Background: Information on the cost-effectiveness of malaria control is needed for the WHO Roll Back Malaria campaign, but is sparse. We used mathematical models to calculate cost-effectiveness ratios for the main prevention and treatment interventions in sub-Saharan Africa.
Methods: We analysed interventions to prevent malaria in childhood (insecticide-treated nets, residual spraying of houses, and chemoprophylaxis) and pregnancy (chloroquine chemoprophylaxis and sulfadoxine-pyrimethamine intermittent treatment), and to improve malaria treatment (improved compliance, improved availability of second-line and third-line drugs, and changes in first-line drug). We developed models that included probabilistic sensitivity analysis to calculate ranges for the cost per disability-adjusted life year (DALY) averted for each intervention in three economic strata. Data were obtained from published and unpublished sources, and consultations with researchers and programme managers.

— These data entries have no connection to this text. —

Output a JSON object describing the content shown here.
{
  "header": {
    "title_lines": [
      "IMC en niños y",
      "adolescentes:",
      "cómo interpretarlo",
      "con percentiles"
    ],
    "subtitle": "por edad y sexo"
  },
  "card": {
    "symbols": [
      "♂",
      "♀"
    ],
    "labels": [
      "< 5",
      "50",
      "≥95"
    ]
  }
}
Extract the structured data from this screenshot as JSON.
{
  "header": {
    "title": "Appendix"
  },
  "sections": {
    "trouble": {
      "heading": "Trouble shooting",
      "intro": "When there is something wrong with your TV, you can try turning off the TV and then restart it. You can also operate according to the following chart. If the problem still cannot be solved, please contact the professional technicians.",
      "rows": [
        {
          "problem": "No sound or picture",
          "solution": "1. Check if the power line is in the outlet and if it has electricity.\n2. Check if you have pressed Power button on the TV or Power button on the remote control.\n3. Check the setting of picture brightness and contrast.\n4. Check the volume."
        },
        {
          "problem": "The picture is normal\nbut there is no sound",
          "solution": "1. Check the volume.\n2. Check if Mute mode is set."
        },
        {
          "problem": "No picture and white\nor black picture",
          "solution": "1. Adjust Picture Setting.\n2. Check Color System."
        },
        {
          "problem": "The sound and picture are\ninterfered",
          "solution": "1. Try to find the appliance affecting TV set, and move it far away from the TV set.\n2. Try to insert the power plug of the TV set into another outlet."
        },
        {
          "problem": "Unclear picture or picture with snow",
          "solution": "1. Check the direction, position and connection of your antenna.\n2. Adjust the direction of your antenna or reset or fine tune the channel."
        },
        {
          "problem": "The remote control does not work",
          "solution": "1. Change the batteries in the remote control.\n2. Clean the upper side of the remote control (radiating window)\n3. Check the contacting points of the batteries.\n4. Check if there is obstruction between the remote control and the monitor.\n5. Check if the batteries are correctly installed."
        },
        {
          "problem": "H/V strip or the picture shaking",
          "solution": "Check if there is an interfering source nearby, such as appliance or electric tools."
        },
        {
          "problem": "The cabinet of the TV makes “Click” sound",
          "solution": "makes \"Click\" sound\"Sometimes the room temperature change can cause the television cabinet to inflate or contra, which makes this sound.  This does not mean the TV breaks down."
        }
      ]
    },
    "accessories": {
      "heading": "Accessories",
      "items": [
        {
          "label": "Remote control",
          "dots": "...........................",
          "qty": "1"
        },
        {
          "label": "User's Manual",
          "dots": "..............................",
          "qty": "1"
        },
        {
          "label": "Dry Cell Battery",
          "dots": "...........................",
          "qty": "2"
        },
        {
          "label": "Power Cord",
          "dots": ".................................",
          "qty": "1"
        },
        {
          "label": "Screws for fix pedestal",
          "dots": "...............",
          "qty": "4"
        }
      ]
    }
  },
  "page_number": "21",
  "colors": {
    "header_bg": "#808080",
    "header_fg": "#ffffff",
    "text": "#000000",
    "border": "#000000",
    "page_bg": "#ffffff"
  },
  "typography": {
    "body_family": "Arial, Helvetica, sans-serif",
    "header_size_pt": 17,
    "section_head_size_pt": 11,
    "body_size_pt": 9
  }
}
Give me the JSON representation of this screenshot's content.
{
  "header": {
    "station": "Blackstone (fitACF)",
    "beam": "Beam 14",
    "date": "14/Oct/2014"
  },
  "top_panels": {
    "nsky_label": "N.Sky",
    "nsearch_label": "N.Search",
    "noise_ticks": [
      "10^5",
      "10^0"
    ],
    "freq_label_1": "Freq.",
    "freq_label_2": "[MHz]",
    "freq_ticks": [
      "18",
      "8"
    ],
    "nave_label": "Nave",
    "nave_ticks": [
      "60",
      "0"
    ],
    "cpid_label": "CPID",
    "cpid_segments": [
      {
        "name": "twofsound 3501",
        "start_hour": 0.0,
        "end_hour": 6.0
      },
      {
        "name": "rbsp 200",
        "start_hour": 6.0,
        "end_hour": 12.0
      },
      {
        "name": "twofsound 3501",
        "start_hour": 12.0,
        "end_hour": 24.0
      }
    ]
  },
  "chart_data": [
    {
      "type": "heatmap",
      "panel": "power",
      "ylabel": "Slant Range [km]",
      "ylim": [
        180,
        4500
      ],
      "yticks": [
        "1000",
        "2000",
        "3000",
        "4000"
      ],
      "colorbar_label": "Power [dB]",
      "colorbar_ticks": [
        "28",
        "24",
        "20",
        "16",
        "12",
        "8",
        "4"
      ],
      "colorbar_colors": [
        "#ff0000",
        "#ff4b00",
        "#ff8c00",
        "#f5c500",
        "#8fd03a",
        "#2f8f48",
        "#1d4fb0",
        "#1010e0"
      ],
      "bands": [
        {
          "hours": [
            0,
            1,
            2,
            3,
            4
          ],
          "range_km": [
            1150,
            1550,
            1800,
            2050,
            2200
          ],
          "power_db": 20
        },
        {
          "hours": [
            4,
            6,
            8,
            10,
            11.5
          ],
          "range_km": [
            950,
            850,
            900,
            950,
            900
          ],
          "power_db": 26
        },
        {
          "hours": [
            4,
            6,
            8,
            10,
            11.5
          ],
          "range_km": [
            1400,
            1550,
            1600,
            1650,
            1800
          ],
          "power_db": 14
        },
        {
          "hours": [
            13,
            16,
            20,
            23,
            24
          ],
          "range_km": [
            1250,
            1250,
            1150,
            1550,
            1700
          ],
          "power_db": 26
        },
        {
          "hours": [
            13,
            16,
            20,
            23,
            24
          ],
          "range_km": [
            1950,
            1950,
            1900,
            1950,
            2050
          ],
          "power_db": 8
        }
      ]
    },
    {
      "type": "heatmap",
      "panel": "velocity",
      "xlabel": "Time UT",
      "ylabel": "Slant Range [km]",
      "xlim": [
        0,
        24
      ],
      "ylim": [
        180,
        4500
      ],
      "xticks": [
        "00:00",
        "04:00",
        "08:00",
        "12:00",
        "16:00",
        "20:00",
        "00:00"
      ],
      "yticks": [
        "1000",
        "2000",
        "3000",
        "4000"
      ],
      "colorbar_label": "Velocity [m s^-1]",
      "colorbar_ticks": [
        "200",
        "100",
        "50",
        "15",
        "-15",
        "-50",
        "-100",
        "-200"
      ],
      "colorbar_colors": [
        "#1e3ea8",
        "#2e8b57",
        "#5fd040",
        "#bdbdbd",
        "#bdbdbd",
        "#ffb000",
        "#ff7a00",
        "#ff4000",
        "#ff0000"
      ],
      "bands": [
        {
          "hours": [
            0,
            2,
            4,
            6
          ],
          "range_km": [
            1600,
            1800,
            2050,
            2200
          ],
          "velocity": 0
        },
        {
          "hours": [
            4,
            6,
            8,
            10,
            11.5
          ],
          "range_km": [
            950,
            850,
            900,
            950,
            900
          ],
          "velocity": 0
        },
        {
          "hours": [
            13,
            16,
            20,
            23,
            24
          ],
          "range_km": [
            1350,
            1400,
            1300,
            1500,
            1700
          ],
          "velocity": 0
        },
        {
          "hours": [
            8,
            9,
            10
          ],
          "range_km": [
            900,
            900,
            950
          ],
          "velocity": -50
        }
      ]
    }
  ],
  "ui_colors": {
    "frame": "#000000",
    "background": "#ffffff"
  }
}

Findings: In a very-low-income country, for insecticide treatment of existing nets, the cost-effectiveness range was US$4-10 per DALY averted; for provision of nets and insecticide treatment $19-85; for residual spraying (two rounds per year) $32-58; for chemoprophylaxis for children $3-12 (assuming an existing delivery system); for intermittent treatment of pregnant women $4-29; and for improvement in case management $1-8. Although some interventions are inexpensive, achieving high coverage with an intervention to prevent childhood malaria would use a high proportion of current health-care expenditure.
Interpretation: Cost-effective interventions are available. A package of interventions to decrease the bulk of the malaria burden is not, however, affordable in very-low-income countries. Coverage of the most vulnerable groups in Africa will require substantial assistance from external donors.
PIP: This paper examines the cost-effectiveness of malaria control using an innovative modeling approach based on probabilistic sensitivity analysis in sub-Saharan Africa. The variables included in the study were interventions for preventing malaria in childhood (insecticide-treated nets, residual spraying of houses and chemoprophylaxis), preventing malaria in pregnancy (chloroquine chemoprophylaxis and sulfadoxine-pyrimethamine intermittent treatment), and improving treatment for uncomplicated malaria (better compliance, improved availability of second- and third-line drugs, and changes in first-line drugs). Effectiveness was calculated in terms of disability-adjusted life years (DALY) formula. The cost data were obtained through published and unpublished literature, program budgets, price catalogues, and consultation with researchers and program managers. Results showed that in a very-low-income country, the cost-effectiveness range of insecticide-treated nets was US$19-85. If only insecticide treatment was required, the range would be decreased to US$4-10 per DALY averted. Cost effectiveness was $32-58 for residual spraying (two rounds per year), $3-12 for children's chemoprophylaxis, $4-29 for intermittent treatment of pregnant women, and $1-8 for improvement in case management. Cost-effectiveness analysis helped identify interventions that would result in the effective use of resources, but information on total costs was also needed in order to assess affordability. Furthermore, coverage of the most vulnerable groups in Africa would require substantial assistance from external donors.